Exploring the use of Activity Monitors with young people who have CFS/ME: a pilot study

Simons, Joan; Dalton, Glenda and Savory, Clive (2018). Exploring the use of Activity Monitors with young people who have CFS/ME: a pilot study. In: Digital Health and Wellbeing Conference, 1-3 May 2018, The Open University.


Around 1 in 100 children and young people in the UK are suffering with CFS/ME. It is a long-term condition, which can have a major impact on quality of life if not managed effectively, due mainly to overwhelming fatigue. One of the recognised forms of treatment for CFS/ME is a Graded Exercise Plan under the supervision of a physiotherapist.
Maintaining compliance to a graded exercise plan is vital for young people. However, due to the nature of CFS/ME, young people need support in following their exercise plan. It is not uncommon for young people to under or over exercise in relation to an exercise plan. In addition, for various reasons, reporting of actual exercise done is not always precise. This can make it difficult for the physiotherapist to assess whether an exercise plan has been completed and to what effect. Building a young person’s own awareness of their condition and how physical activity can be an important strategy to selfmanage their condition is an important part of successfully managing CFS/ME.
This pilot study involved 5 young people and their parents. The five young people wore an activity monitor for up to one year. Face to face interviews were conducted pre and post wearing the activity monitor. Parents of the young people were also interviewed and data was also collected over a period to twelve months by the physiotherapist working with the young people.

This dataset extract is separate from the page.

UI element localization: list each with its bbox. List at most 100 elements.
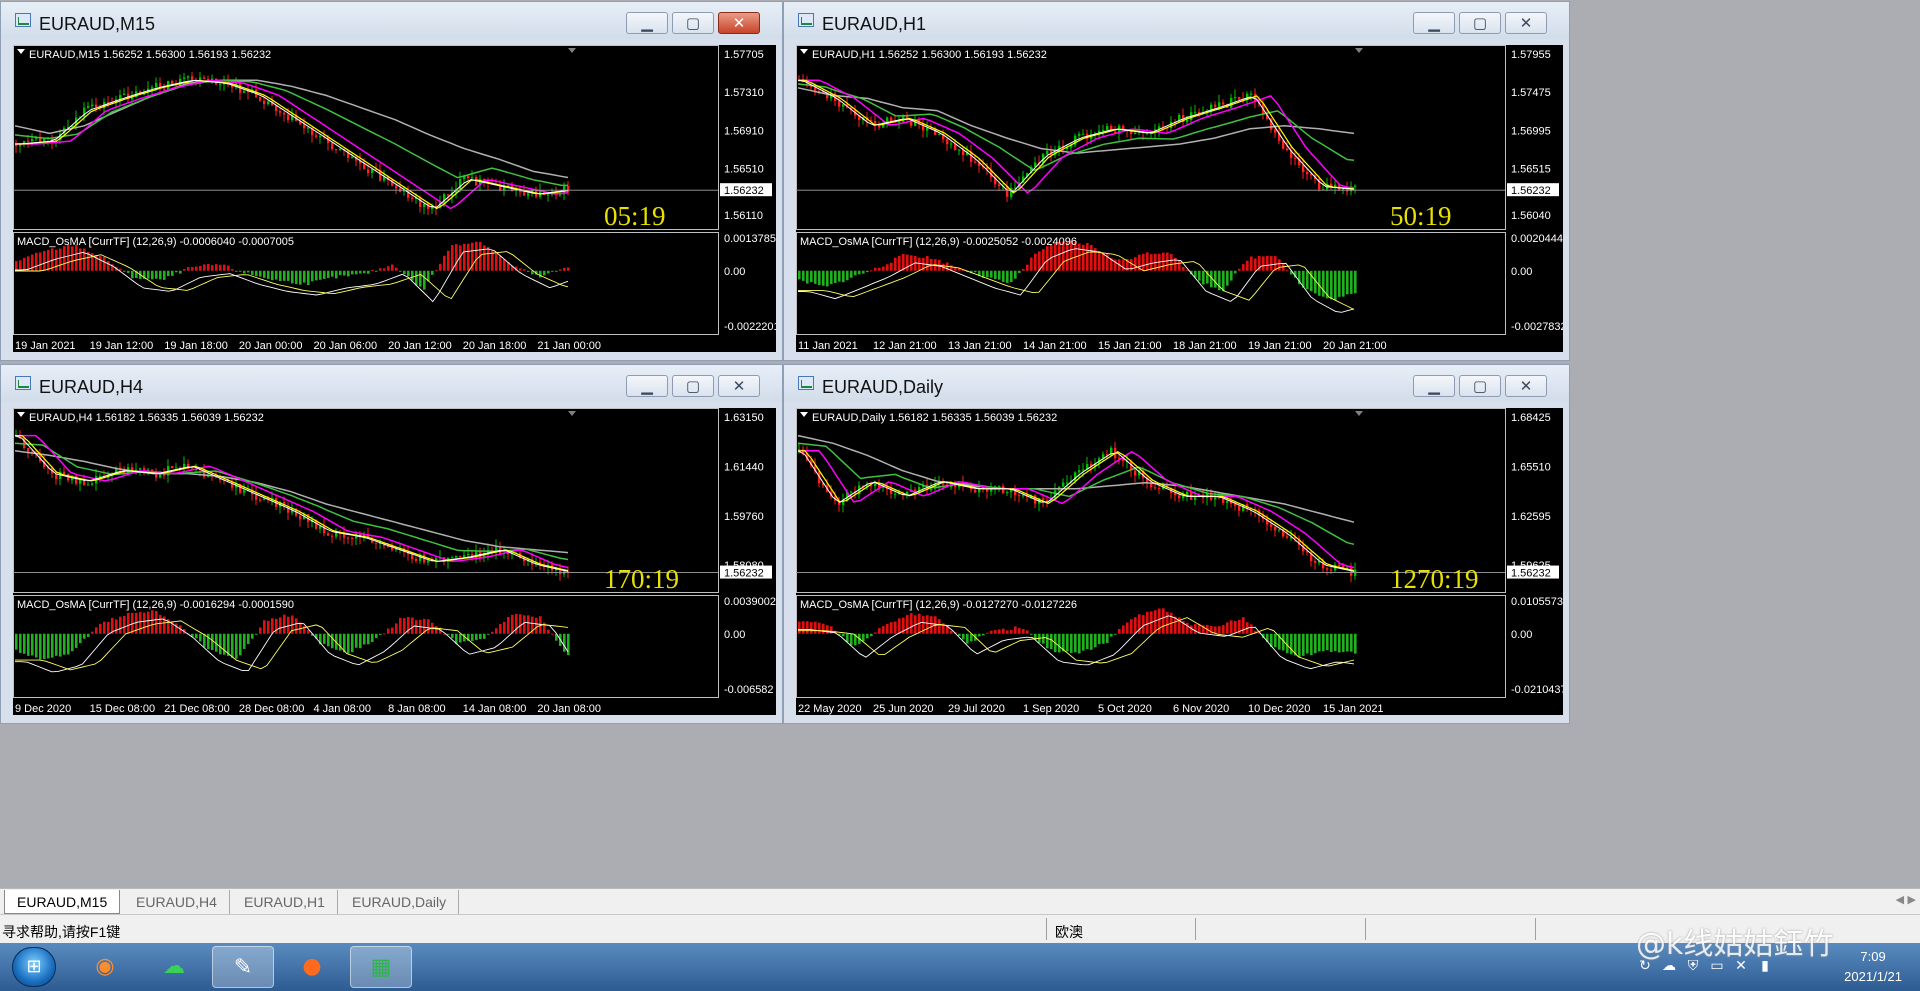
minimize-button[interactable]: ▁ bbox=[626, 12, 668, 34]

Findings suggest that the use of the activity monitor allowed the young people to regulate their graded exercise. They also provided young people with the ability to learn to judge the amount of exercise they had taken over the period of a day. For the parents of the young people with CFS/ME it provided reassurance that there was a record of their son or daughters exercise on a given day. Some parents found this helpful in relation to their responsibility to monitor the amount of exercise taken. The physiotherapist found the data from the activity monitors helped frame her discussion of the young person’s engagement with their exercise plan.
Conclusion: Using an activity monitor for young people with CFS/ ME had a defined benefit in relation to their graded exercise plan.